The complex is a mass of buildings and satellite dishes. That’s what I saw. That’s all I can tall you. There wasn’t a studio tour or anything. This wasn’t a tourist visit. ‘Twas business. I would have liked to have met Scott Van Pelt, though. He’s a funny, funny guy.
So after a year or so of contributing with them, they wanted to talk about some things, so I headed to Bristol. Long of the short–get ready to see me writing a lot more about sports, taking a lot more trips to sporting events, and doing a lot more stuff for them about sports and lifestyle. I’m also hoping to do more work for Page 2, so I’m pretty stinkin’ excited.
Here’s the biggest thing. Have you ever dealt with people and simply felt respected by the time it was done? Not talking about money or anything else. I mean just the feeling that the people you’re talking to appreciate what you do.

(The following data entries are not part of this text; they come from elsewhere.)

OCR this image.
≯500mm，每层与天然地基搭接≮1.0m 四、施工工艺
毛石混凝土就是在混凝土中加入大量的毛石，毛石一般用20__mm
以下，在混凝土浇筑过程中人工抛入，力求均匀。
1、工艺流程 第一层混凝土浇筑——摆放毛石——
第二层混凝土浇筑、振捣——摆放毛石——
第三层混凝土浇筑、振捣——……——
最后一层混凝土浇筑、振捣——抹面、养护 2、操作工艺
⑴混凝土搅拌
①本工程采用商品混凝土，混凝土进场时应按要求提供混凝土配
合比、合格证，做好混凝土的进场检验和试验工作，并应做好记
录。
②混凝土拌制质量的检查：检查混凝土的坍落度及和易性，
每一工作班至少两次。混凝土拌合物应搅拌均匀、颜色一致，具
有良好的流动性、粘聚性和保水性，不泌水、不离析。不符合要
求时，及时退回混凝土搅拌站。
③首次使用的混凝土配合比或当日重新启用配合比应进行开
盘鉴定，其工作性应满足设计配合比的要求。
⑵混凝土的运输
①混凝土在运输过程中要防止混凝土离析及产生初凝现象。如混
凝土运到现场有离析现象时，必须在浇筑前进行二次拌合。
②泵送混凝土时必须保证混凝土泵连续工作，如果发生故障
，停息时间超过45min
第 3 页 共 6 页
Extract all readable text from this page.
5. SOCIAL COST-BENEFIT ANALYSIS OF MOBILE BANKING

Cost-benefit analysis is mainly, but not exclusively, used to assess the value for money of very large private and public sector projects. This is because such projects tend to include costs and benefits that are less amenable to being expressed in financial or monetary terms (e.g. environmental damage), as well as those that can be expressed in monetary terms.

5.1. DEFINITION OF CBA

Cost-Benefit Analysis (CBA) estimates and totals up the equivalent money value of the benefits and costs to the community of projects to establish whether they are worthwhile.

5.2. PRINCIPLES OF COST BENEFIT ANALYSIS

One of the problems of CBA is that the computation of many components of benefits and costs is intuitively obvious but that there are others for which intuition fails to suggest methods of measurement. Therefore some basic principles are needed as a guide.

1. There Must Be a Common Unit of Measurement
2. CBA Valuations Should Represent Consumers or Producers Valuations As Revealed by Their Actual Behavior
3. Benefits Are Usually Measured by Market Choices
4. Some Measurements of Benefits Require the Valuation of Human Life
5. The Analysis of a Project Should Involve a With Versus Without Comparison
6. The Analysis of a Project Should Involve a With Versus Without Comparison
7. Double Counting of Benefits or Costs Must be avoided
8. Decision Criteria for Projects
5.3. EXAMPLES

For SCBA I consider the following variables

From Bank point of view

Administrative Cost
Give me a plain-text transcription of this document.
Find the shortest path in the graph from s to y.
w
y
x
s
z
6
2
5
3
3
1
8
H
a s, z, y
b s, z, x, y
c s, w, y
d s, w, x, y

Now that I’m at a point where I’m into what I’m going to do with my life, that’s something. In his last piece, Ralph said that a man’s only got “the integrity of his work.” That’s real, and that should explain why this hit me in such a great place.
While riding clouds on the way to the hotel after meeting with the folks, I just felt energized. I started thinking of things I would like to do, places I would like to go, all of that stuff. I had been reading Classic Wiley on the way up there, so all the things I was learning while reading that were starting to manifest themselves. The next morning, I was still rolling. I hooked up the Dell in the airport and just started writing, throwing ideas together on a piece and thinking of what to do next. It was like a creative explosion.
Something tells me the next year is going to be a special time. For the first time, I’m devoting all my energies and attention toward writing. I’ve always been pleased with my work, but I’ve never felt like I was doing the best that I could. I don’t write enough. Instead of a great piece every month or so and being consistently pretty good, I want to get to the point where people know that reading something with my byline is reading something that could be the greatest shit you’ve read in a while. I want people to read my shit for the same reason people would watch Nolan Ryan–there’s a chance history could be made, and no one would want to miss that. I’m trying to throw seven no-hitters in this here thing, dig?
And now, we start moving toward that. Today is the first day of the rest of the week, but now is the time to do this for real.